Date: Tuesday, 22 August, 2023

Time 05:00 p.m.

Venue: HSS Seminar Hall

Title: Undocumented Migrants: Border-Crossing, Illness, and Labor

Speaker: Dr Debarchana Baruah, University of Tübingen

Abstract:

 In my talk I will look at undocumented labor, focusing on migrant bodies. I hope to deconstruct how the experiences on the migrant trail and at the border select and prepare workers, who are fit. alert, and willing to endure great physical and emotional duress. I zoom in on the moment of the border crossing, analyzing the immediate consequences of illegality on the migrant bodies. Migrants from Mexico and Central America regularly cross the US southern border through the Sonoran desert, experiencing hyperthermia, dehydration, and intense surveillance. Many are lost to the desert. The few who make it across carry deep physical and emotional scars of the crossing, much beyond the border and into their lives as illegals within the US territory.

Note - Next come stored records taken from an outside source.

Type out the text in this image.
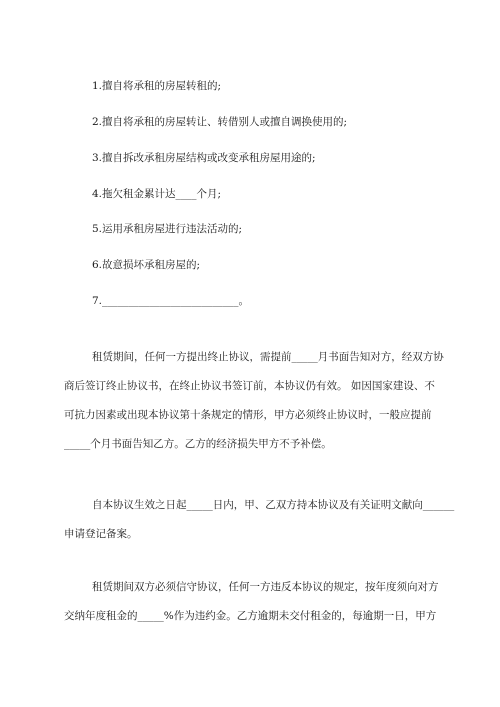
1.擅自将承租的房屋转租的;
2.擅自将承租的房屋转让、转借别人或擅自调换使用的;
3.擅自拆改承租房屋结构或改变承租房屋用途的;
4.拖欠租金累计达____个月;
5.运用承租房屋进行违法活动的;
6.故意损坏承租房屋的;
7.__________________________。
租赁期间，任何一方提出终止协议，需提前_____月书面告知对方，经双方协
商后签订终止协议书，在终止协议书签订前，本协议仍有效。 如因国家建设、不
可抗力因素或出现本协议第十条规定的情形，甲方必须终止协议时，一般应提前
_____个月书面告知乙方。乙方的经济损失甲方不予补偿。
自本协议生效之日起_____日内，甲、乙双方持本协议及有关证明文献向______
申请登记备案。
租赁期间双方必须信守协议，任何一方违反本协议的规定，按年度须向对方
交纳年度租金的_____%作为违约金。乙方逾期未交付租金的，每逾期一日，甲方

These workers arrive in the US, fully aware that they are undocumented and without rights and still negotiate their severe limitations to work and earn money. My talk will also highlight reconstructive efforts in migration literature that acknowledge the physical and emotional costs of life as an undocumented worker. Migrants suffer from posttraumatic stress disorders, metabolic disorders, sleep disorders, depression from working in exploitative conditions, and living a life bereft of opportunities and in constant fear of incarceration and deportation. Juxtaposing the two approaches—of deconstructing their labor as forged by the violence of immigration and global inequality and then recognizing their labor despite their bodily limitations and disabilities—can contribute to a more complex representation of undocumented migrants and their labor. Drawing from migration narratives (memoirs, novels, and journalistic accounts) and works undertaken in the academic fields of sociology, anthropology, health and medicine, migration and border studies, the essay discusses the exploitative systems and policies that affect migrants’ bodies, their health, and their labor.

Bio Note:

Debarchana Baruah is a postdoctoral associate and lecturer at the American Studies Department, University of Tübingen. She is interested in US popular cultures, memory cultures, food cultures, and immigration histories. Her first book, 21st Century Retro: Mad Men and 1960s America in Film and Television (transcript 2021) sits at the interstices of history, memory, and film and television studies. It offers a vocabulary to discuss contemporary televisual productions that revisit recent pasts in self-conscious and non-nostalgic ways. Baruah is currently working on her second book on food and mobility, examining how access to food affects migration into and within US territories. Baruah has a doctoral degree in American Studies from the Heidelberg Center for American Studies, Heidelberg University and has received her B.A., M.A., and M.Phil. degrees in English Literature from the University of Delhi.